La obra personal, autobiográfica y emocionada siempre encontrará aficiones y desencuentros; son inherentes al hecho de que la autora desenvuelva su mundo interior en un texto del que los lectores esperan que le sea dada, como una pedrada, tanto la sustancia como la forma de un libro. Minotauromaquia, como obra autobiográfica escrita por una mujer mexicana, se encuentra ahora con otra generación de lectores y lectoras. Leer un libro tan hondo, inquietante y reivindicativo de la femineidad casi 45 años después de ser escrito, es un experimento muy importante y enriquecedor para la literatura mexicana.

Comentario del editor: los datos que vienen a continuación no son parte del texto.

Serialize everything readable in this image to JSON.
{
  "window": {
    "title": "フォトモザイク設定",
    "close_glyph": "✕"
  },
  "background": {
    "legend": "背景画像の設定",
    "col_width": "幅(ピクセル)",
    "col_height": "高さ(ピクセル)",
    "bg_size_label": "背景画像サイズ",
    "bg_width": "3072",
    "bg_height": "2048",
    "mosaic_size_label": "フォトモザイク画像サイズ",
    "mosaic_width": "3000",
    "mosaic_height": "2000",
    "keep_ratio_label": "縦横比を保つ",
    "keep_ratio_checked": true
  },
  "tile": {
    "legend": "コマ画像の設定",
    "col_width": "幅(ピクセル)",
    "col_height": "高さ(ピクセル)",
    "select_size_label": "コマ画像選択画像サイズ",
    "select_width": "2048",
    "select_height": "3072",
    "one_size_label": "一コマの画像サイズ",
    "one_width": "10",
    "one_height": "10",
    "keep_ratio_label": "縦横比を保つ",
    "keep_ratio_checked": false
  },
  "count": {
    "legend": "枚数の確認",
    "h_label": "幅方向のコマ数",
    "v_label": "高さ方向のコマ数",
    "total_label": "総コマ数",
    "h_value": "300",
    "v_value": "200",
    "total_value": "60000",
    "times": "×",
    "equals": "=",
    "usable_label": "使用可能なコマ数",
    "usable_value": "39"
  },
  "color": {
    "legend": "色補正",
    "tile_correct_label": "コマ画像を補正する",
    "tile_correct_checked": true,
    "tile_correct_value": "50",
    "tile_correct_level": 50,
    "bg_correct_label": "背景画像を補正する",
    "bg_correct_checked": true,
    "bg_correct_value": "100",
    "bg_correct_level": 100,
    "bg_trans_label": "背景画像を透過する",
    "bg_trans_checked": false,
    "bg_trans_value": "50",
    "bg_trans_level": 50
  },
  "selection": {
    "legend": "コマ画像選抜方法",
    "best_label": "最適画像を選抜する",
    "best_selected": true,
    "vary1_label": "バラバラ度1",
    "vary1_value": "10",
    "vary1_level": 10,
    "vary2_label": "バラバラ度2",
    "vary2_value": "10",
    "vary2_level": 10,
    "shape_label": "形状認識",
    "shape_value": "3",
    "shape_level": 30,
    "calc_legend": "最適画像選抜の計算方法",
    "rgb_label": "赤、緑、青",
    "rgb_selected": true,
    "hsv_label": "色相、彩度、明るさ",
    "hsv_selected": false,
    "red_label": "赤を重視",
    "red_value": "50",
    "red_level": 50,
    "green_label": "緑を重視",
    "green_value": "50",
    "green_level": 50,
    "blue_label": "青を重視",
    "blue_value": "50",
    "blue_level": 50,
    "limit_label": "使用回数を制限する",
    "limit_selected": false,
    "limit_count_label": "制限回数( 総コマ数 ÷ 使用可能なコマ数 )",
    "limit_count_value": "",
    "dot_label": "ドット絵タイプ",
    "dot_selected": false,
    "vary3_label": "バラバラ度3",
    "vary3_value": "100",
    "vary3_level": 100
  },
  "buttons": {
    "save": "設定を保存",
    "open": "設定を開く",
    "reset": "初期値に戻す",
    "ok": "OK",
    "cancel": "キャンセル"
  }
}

Con una prosa de enorme expresividad poética (“la luna como una bomba de tiempo, como una espina encallada en las espigas de marzo”), la narradora observa su pérdida desde tres puntos de vista: el poético, el ensayístico y el narrativo. El resultado es una novela que se lee, a ratos como si fueran cartas, en momentos como si fuera un ensayo fragmentado y siempre como prosa poética.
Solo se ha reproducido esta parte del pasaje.